沈扶楹在心里默默地划掉了一个任务框,然后把目光投向了脑中那张虚拟清单上剩下的最后一项,现在,她就只剩林初彤和江斯言这一对虐文主角还没开始搞拆散计划了。
今天是周六,首府大学的门禁会往后推迟不少,沈扶楹叫来的这群小伙伴个个家世都不差,自然谈不上什么周末必须老老实实住校的清规戒律。但沈扶楹可没忘记今晚这场局的根本原因,她是为了苏若曦来的,不是来开派对的。所以当时间走到晚上十一点,她就跟玩得正嗨的小伙伴们道了别,在一片此起彼伏的挽留声和起哄声里,头也不回地走出了包间。
有了上次处理温梨事件的经验,沈扶楹早已摸清了海棠会所服务生更衣室的具体位置,她轻车熟路地穿过走廊,又亮出了张晴这张万能通行证,一路畅通无阻地走到了更衣室门口。

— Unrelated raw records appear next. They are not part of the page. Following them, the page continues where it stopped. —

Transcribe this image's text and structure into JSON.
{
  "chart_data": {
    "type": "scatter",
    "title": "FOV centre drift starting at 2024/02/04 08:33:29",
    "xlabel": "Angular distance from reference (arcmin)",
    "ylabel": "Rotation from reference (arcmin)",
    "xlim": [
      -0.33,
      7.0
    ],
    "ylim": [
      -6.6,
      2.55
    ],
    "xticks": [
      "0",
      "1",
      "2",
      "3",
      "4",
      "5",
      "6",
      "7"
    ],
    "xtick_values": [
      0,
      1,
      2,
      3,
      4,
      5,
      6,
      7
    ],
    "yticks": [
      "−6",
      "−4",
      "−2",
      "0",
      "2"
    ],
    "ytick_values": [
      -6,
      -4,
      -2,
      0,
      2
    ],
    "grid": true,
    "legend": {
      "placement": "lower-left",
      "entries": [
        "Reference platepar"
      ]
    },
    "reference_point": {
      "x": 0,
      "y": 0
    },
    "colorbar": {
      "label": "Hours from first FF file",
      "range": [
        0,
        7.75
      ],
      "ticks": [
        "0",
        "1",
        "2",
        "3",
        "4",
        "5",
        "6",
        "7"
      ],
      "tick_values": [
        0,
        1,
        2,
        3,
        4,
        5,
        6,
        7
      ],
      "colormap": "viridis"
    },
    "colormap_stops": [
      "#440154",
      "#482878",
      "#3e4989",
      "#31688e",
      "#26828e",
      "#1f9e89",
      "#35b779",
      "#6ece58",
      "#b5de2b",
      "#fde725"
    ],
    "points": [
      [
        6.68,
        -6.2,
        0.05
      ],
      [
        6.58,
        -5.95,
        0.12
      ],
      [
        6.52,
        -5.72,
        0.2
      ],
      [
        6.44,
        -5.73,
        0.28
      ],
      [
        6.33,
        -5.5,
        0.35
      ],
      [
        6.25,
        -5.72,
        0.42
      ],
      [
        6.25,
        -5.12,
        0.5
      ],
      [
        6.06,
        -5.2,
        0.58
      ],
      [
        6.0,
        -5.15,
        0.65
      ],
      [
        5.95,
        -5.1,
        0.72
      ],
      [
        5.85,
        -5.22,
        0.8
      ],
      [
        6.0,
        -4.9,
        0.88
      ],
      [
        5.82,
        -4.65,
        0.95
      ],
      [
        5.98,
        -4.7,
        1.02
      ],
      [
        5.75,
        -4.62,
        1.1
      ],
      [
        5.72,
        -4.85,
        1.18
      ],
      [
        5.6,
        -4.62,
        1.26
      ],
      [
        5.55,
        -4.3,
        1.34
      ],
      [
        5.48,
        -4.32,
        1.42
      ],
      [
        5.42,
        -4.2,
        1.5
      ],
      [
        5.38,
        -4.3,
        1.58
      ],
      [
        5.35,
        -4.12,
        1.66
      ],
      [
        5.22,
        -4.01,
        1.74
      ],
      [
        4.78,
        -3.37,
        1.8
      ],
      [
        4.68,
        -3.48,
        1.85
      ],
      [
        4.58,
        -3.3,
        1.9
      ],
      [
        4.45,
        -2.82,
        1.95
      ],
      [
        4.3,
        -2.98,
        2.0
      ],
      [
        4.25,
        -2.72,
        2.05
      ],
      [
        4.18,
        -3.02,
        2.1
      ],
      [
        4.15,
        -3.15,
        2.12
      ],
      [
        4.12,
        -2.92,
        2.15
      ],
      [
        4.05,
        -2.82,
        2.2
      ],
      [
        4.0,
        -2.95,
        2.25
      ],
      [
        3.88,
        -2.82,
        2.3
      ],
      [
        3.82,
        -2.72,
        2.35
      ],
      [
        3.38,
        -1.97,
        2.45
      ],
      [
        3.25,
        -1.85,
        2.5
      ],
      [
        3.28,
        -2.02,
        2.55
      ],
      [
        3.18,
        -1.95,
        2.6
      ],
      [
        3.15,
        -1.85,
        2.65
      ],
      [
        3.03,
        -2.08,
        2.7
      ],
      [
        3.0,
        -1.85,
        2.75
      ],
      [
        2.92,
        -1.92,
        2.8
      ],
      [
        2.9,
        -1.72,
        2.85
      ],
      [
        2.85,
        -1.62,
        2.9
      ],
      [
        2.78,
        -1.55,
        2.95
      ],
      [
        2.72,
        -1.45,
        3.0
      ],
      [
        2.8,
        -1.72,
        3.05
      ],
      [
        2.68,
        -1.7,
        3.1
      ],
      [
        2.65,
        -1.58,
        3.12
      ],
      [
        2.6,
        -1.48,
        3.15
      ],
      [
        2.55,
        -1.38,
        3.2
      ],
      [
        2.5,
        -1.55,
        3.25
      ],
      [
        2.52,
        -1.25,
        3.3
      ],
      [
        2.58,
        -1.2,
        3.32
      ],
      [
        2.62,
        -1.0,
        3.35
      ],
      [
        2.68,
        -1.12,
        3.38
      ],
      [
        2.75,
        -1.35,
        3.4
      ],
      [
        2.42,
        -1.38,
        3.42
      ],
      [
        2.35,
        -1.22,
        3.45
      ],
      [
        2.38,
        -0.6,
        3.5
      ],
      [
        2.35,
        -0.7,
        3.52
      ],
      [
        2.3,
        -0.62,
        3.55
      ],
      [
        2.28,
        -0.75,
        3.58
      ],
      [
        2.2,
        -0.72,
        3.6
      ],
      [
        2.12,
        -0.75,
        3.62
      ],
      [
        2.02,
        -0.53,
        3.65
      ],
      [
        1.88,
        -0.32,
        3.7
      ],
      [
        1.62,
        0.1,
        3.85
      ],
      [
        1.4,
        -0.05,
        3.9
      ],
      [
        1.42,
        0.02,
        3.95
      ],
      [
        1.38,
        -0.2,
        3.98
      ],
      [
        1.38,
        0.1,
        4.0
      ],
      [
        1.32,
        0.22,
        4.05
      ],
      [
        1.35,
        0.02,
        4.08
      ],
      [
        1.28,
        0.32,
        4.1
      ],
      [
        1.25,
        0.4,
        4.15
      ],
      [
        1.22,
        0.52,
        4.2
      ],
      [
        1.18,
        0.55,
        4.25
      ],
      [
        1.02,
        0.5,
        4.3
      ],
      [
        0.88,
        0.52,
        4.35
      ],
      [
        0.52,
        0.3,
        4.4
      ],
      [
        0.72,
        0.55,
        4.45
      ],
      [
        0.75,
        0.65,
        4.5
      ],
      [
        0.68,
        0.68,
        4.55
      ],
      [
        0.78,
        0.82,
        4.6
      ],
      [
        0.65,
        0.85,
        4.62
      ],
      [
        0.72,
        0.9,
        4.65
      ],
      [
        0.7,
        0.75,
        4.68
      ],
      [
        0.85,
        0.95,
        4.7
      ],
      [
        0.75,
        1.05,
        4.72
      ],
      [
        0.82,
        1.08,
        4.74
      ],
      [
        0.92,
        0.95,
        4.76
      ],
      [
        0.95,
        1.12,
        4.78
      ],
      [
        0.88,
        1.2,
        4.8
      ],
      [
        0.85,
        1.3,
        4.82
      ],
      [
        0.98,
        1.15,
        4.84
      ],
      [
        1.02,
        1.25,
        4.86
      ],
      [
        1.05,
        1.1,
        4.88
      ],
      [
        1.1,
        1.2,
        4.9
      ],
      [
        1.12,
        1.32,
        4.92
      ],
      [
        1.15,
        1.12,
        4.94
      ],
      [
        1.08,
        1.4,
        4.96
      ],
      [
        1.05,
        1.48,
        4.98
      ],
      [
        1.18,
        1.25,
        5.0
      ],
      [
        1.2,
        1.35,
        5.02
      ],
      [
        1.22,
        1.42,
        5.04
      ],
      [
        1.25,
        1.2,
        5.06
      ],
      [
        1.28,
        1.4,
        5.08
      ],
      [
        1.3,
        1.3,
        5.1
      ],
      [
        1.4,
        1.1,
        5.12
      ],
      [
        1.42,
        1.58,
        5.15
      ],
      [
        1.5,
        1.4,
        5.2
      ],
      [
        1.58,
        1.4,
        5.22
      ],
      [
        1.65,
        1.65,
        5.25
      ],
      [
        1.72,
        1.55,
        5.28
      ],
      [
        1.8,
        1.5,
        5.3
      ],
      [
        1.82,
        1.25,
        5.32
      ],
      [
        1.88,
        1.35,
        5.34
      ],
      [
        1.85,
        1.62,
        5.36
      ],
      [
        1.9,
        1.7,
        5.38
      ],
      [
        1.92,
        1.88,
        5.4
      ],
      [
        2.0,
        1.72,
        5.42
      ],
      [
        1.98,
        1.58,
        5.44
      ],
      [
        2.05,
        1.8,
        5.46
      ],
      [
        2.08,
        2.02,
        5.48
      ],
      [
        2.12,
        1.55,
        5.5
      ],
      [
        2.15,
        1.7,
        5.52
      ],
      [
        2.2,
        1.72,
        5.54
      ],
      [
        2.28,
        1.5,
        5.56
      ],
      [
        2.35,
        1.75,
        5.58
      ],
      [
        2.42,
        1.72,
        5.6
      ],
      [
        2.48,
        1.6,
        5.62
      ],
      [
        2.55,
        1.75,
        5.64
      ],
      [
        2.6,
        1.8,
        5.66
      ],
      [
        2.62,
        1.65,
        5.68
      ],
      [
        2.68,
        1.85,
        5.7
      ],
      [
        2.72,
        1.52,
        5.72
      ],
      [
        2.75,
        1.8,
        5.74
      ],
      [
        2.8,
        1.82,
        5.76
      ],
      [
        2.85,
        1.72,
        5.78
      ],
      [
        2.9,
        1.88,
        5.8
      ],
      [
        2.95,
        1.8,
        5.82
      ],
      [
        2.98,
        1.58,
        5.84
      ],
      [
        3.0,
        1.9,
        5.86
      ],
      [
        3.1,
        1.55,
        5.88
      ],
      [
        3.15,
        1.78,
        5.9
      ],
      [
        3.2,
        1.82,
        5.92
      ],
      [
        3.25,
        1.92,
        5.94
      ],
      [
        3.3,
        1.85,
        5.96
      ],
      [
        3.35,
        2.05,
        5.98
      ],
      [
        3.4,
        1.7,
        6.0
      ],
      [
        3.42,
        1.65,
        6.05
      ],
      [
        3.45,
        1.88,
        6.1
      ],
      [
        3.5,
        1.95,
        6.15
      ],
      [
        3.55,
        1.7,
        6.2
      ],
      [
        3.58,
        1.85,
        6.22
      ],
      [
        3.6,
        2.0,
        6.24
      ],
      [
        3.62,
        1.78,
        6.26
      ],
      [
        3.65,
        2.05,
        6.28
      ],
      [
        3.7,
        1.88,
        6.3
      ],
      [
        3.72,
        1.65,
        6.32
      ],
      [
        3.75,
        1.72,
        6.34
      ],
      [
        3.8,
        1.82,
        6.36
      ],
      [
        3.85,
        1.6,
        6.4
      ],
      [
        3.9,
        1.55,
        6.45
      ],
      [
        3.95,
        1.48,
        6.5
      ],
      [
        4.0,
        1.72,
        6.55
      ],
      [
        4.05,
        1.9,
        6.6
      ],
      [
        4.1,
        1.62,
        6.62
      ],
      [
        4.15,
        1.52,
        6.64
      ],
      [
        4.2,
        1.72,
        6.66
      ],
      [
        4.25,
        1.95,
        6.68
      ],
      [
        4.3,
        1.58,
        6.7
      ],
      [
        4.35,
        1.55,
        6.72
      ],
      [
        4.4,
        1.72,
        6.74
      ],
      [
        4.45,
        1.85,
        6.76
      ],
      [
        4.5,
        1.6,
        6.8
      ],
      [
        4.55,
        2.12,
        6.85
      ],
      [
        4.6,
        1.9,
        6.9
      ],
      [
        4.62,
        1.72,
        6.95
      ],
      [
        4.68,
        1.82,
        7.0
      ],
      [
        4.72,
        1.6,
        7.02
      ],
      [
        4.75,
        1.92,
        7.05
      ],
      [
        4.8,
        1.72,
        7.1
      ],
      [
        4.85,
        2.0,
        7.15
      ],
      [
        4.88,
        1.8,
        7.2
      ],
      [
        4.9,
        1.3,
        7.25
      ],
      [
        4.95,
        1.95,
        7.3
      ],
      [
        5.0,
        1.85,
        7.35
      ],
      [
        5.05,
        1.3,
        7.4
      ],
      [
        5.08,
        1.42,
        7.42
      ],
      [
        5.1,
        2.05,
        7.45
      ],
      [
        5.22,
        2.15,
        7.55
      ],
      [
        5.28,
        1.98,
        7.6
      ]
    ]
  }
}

苏若曦换好便服,满脸疲惫地从更衣室里推门出来,她垂着眼,肩膀微微塌着,整个人都被抽掉了一层力气,然而一开门,她就看见自家舍长正抱臂靠在更衣室门口的墙上。
苏若曦惊讶地抬起头,“楹楹,你怎么在这里呀?”
沈扶楹眉毛一挑:“自然是等你呀,你下班了,我跟你一起回宿舍。”
苏若曦一下子有些手足无措,又有些受宠若惊,两只手不自觉地绞在一起,语无伦次地问:“那……那楹楹,你那些小伙伴们呢?是散场了吗?要不要去送送他们呀?”
沈扶楹毫不在意地摆了摆手:“顾学长会帮我招待好他们的,刚才我已经打过招呼了,我说我要陪舍友一起回宿舍。”
“……这样子啊。”苏若曦轻轻应了一声,手指又不自觉地搅了搅,“那、那我们一块儿回去吧。”
沈扶楹闻言便转过身带着苏若曦朝海棠会所的后门走去,两个人从后门出来,夜风迎面拂过来,带着晚秋微凉的触感,路灯把地面铺成一片昏黄,苏若曦一直低着头沉默不语。
沈扶楹在心里轻轻叹了口气,算了,还是她先开口吧。
“若曦,”她放缓了语调,“这事我本来想过几天再跟你说的,但今天出了这么一档子事,我觉得还是先告诉你比较好。”
苏若曦闻言抬起头,眼神里浮现出一点不解。
沈扶楹继续说道:“上一次我问你是什么事着急用钱,你跟我说,是照顾你长大的孤儿院院长病了,在你告诉我之后,我就托人去了解过吴院长的病情。她的病非常罕见,所以找专家费了些时间,但是,昨天我收到消息了。”
她侧过头看着落后于自己一个身位垂头不语的苏若曦:“我委托的人已经帮你联系好了神经内科、遗传科、康复科、呼吸科等好几个相关领域的专家,很快就可以安排多学科会诊了。”
苏若曦猛地瞪大了眼睛,她的眼睛在路灯下迅速地湿润起来,嘴唇翕动了好几次,却一个字也说不出来。
看着苏若曦这副模样,沈扶楹在心里又叹了一口气,自从那天被顾承之提醒之后,沈扶楹当天晚上就找了个机会和苏若曦坐下来聊了一次。她三言两语巧妙的引导,三两下就让人老老实实地把所有事都交代了个干净。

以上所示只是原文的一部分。